Uncle Eddy's E-mails -- October 6

Saint Faith and Companions,
Virgin and Martyrs
(entered heaven in the third century)


Dear Phyllis,


I am glad you took the time to write.  Nothing pleases the devil more than Christians who try to struggle all alone.  I wish I was there with you so we could talk over your difficulties in person, but email is better than nothing, I guess.

   To be completely honest, I can't help marveling at the parallels between your current situation and the martyrdom of today's saint.  There you are, heading up your Compass Chapter, pursuing your noble goal of promoting chastity on campus this year, and suffering mockery and verbal abuse because of it – and the school year has only just started!  You can see that the devil is not happy with your efforts to bring healthy relationships back into fashion.  I think your discouragement, however, is unmerited, and that's where the parallel with today's saint comes in.  On the surface, it may seem as if you aren't making any progress at all – students continue behaving as they always did.  But underneath the status quo, you can be sure that your example and your efforts are shoring up the moral courage of many peers.
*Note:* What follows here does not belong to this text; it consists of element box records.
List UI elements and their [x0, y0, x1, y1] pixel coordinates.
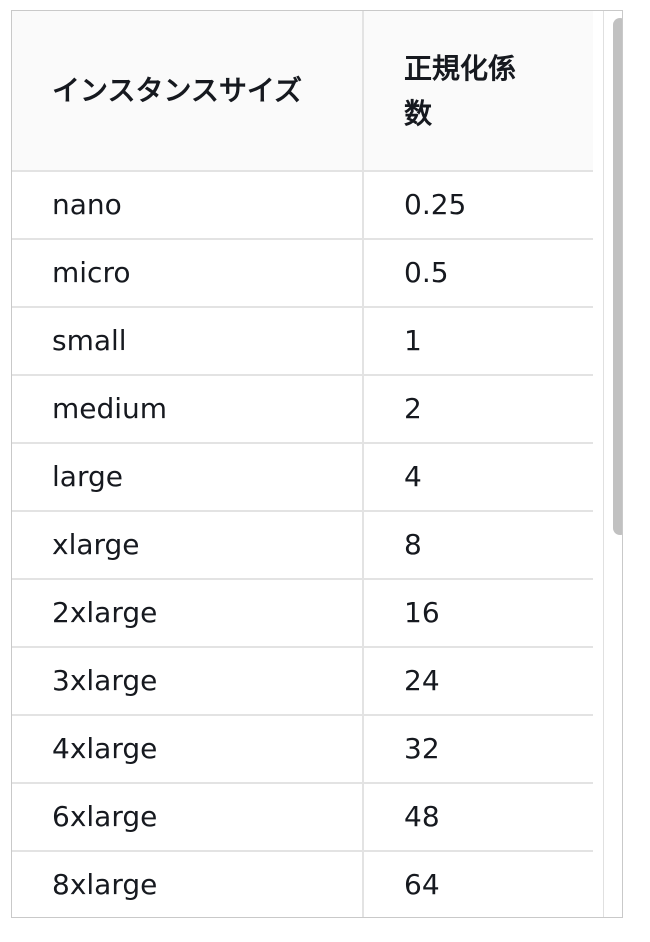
cell-normalization-factor: 1 — [363, 307, 593, 376]
cell-instance-size: medium — [12, 375, 364, 444]
table-row: micro 0.5 — [12, 239, 593, 308]
cell-instance-size: nano — [12, 171, 364, 240]
cell-normalization-factor: 8 — [363, 511, 593, 580]
table-container: インスタンスサイズ 正規化係数 nano 0.25 micro 0.5 small 1 me… — [11, 10, 623, 918]
table-viewport: インスタンスサイズ 正規化係数 nano 0.25 micro 0.5 small 1 me… — [12, 11, 593, 917]
table-row: small 1 — [12, 307, 593, 376]
table-row: 2xlarge 16 — [12, 579, 593, 648]
cell-normalization-factor: 64 — [363, 851, 593, 917]
table-row: 4xlarge 32 — [12, 715, 593, 784]
cell-normalization-factor: 24 — [363, 647, 593, 716]
table-row: xlarge 8 — [12, 511, 593, 580]
cell-normalization-factor: 48 — [363, 783, 593, 852]
table-header-row: インスタンスサイズ 正規化係数 — [12, 11, 593, 172]
cell-instance-size: 8xlarge — [12, 851, 364, 917]
scrollbar-thumb[interactable] — [613, 18, 622, 535]
cell-instance-size: 2xlarge — [12, 579, 364, 648]
cell-instance-size: small — [12, 307, 364, 376]
cell-normalization-factor: 0.5 — [363, 239, 593, 308]
vertical-scrollbar[interactable] — [603, 11, 622, 917]
cell-instance-size: 6xlarge — [12, 783, 364, 852]
cell-instance-size: 3xlarge — [12, 647, 364, 716]
table-row: large 4 — [12, 443, 593, 512]
table-row: nano 0.25 — [12, 171, 593, 240]
column-header-instance-size: インスタンスサイズ — [12, 11, 364, 172]
cell-normalization-factor: 4 — [363, 443, 593, 512]
normalization-table: インスタンスサイズ 正規化係数 nano 0.25 micro 0.5 small 1 me… — [12, 11, 593, 917]
cell-instance-size: large — [12, 443, 364, 512]
cell-normalization-factor: 32 — [363, 715, 593, 784]
cell-instance-size: xlarge — [12, 511, 364, 580]
cell-instance-size: micro — [12, 239, 364, 308]
cell-normalization-factor: 0.25 — [363, 171, 593, 240]
table-row: 6xlarge 48 — [12, 783, 593, 852]
column-header-normalization-factor: 正規化係数 — [363, 11, 593, 172]
cell-normalization-factor: 2 — [363, 375, 593, 444]
table-row: medium 2 — [12, 375, 593, 444]
table-row: 3xlarge 24 — [12, 647, 593, 716]
table-row: 8xlarge 64 — [12, 851, 593, 917]
cell-instance-size: 4xlarge — [12, 715, 364, 784]
cell-normalization-factor: 16 — [363, 579, 593, 648]
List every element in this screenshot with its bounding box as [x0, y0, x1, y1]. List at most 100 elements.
   St Faith seemed to fail as well – on the outside.  She was an extraordinarily beautiful young lady from southwest France, a Christian, and unfortunate enough to be brought before the Roman governor and ordered to worship the Roman gods.  Dacian (the governor) tried to persuade her gently at first, flattering her beauty and charming her vanity (sound familiar?), but she only answered him with repeated professions of her love and exclusive dedication to Christ and his Kingdom.  The longer he tried to convince her, the more courageous her answers became, and the more irate the governor grew.  Finally, when she explained that the pagan gods were devils, the magistrate exploded in a fit of rage and had St Faith chained to a brass bed, which was then placed over a fire pit.  The fire was kindled and made as hot as possible by adding oil and other kinds of incendiary material.  As she thus burned to death for worshipping the true God, the onlookers exclaimed their indignation at Dacian's cruelty – to torture and kill such a beautiful and promising young lady merely because of her faith in one God.  Her witness, in fact, gave the bystanders courage to profess their own faith boldly, and to refuse to burn incense to the false Roman gods, such that the enraged Dacian apprehended them and had them martyred as well, be beheading them.

   St Faith's faith, put into action and shown to be true even amidst the most horrendous difficulty, inspired fed the faith of her companions, such that God was glorified and the Kingdom advanced in ancient France.  Do not doubt, my fervent young niece, that your efforts too will kindle and feed fires of faith in those who witness them.  Guaranteed.